# R15 Remote code



## codespy (Mar 30, 2006)

Does anyone have a R15 remote code to operate a Magnavox 17MD255V/17 TV?

This is a 17" LCD HDTV with built in DVD player. I have searched to no avail, and the 2 codes supplied by DTV do not work. Thanks in advance.


----------



## Earl Bonovich (Nov 15, 2005)

You may want to check www.remotecentral.com


----------



## Edmund (Apr 17, 2003)

There is no codes for the newer magnavox tv's, but yours being a combo you might catch a break.

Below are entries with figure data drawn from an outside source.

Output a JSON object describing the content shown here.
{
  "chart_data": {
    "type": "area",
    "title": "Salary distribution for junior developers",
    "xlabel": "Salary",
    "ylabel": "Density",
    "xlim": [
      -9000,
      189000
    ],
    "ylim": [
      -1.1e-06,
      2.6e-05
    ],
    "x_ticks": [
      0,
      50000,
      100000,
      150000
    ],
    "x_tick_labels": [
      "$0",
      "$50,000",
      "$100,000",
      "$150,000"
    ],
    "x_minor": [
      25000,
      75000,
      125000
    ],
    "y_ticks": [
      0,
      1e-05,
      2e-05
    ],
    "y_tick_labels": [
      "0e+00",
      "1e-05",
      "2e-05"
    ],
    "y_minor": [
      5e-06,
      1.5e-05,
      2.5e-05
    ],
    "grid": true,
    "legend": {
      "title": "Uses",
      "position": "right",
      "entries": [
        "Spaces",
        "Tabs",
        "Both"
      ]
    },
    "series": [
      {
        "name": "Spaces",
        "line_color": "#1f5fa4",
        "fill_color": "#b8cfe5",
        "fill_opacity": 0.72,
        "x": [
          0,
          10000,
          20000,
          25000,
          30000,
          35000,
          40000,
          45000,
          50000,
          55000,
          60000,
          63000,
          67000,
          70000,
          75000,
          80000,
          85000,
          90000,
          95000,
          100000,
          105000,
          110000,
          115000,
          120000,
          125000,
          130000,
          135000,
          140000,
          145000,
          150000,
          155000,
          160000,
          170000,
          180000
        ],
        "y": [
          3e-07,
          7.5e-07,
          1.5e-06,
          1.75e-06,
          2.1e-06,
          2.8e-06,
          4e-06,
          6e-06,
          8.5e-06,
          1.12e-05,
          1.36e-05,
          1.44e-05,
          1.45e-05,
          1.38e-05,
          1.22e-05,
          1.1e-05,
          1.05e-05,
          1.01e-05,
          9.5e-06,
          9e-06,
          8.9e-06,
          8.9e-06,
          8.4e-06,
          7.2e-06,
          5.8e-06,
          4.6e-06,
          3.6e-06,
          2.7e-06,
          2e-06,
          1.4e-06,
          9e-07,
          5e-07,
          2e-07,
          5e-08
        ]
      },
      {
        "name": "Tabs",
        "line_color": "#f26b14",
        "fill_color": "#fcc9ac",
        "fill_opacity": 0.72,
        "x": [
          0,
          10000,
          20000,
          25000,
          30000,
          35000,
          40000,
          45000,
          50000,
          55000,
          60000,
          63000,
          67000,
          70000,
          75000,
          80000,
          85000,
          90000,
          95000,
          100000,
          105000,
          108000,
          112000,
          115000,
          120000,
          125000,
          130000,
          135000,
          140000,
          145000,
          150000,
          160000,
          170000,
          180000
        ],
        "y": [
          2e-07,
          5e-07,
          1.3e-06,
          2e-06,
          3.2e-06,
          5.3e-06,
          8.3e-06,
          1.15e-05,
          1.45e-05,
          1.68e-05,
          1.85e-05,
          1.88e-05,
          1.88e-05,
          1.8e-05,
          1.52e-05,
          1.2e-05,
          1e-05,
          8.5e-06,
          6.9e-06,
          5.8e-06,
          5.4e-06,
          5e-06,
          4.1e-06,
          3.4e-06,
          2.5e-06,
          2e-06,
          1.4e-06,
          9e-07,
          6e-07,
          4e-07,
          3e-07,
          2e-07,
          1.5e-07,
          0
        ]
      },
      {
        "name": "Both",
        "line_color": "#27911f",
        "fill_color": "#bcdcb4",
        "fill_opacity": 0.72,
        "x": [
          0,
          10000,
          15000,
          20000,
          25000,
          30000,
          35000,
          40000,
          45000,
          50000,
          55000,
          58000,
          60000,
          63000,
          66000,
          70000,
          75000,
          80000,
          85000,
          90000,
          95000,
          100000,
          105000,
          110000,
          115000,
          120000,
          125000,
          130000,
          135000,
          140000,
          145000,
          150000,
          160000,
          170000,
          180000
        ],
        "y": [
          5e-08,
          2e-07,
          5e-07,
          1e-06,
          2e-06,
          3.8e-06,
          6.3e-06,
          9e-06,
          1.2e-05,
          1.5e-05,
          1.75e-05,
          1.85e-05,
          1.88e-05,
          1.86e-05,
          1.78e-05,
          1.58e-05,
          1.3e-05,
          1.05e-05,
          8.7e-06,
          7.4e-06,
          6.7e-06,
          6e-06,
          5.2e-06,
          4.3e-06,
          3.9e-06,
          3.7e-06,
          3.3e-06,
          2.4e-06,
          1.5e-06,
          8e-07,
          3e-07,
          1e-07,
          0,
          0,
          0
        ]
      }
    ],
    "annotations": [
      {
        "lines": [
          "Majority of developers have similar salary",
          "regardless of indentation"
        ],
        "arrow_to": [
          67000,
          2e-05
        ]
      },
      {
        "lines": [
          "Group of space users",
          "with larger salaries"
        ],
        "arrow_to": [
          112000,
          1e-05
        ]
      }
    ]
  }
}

Do a codesearch on either AV1 or AV2 for DVD/VCR codes, like so:

1. AV1 or AV2
2. press and hold MUT & SELECT for two blinks
3. enter 9-9-1, wait for two blinks
4. enter 2
5. keep pressing and releasing the CH UP key, if and when the TV goes off
6. press SELECT to lock the code in.

To get the vol commands:

1. AV1 or AV2, whichever you used above
2. press and hold MUTE & SELECT for two blinks
3. enter 9-9-3
4. press SELECT


----------



## DMH3 (May 30, 2007)

Anyone have code suggestions for AKAI 26" DVD/LCD combo -- codes on the D12 box do not work.

Alternately, is there a 3-digit code for the D12 unit I can plug into the AKAI remote?


----------



## dodge boy (Mar 31, 2006)

DMH3 said:


> Anyone have code suggestions for AKAI 26" DVD/LCD combo -- codes on the D12 box do not work.
> 
> Alternately, is there a 3-digit code for the D12 unit I can plug into the AKAI remote?


Combo units are the worst..... really, you might want to try the codes for the DVD player, it will work the power but not volume......


----------



## Edmund (Apr 17, 2003)

I suggest a codesearch of dvd codes on either av1 or av2 devices, but not for power, search by vol instead. With tv on:


1. av1 or av2
2. press and hold MUTE & SELECT for two blinks
3. enter 9 9 1, wait for two blinks
4. enter 2
5. press and release VOL UP
6. keep pressing and releasng CH UP key, if and when the volume changes
7. press SELECT to lock in code

To punch through vol to all devices;

1. av1 or av2
2. press and hold MUTE & SELECT for two blinks
3. enter 9 9 3
4. press SELECT


----------



## jadamz (Aug 9, 2007)

How about a Zenith DVD/VCR combo with built in surround sound? Codes on screen don't work and if I could get AV1 or AV2 to control just the volume on the unit I'd be happy. Same as above...?



> 1. av1 or av2
> 2. press and hold MUTE & SELECT for two blinks
> 3. enter 9 9 1, wait for two blinks
> 4. enter 2
> ...


----------



## Edmund (Apr 17, 2003)

All I can suggest is to upgrade to the rc64 from directv.com. Then try dvd, vcr, and aud codes. 

To get the volume from av1 or av2 device, first there has to be a tv code programmed to the tv device or the volume keys won't work, then do one of the following:

1. av1 or av2
2. press and hold MUTE & SELECT for two blinks
3. enter 9 9 3
4. press VOL UP , know the volume only works in the av1 or av2 device, if you wish the volume in devices:

1. av1 or av2
2. press and hold MUTE & SELECT for two blinks
3. enter 9 9 3
4. press SELECT


----------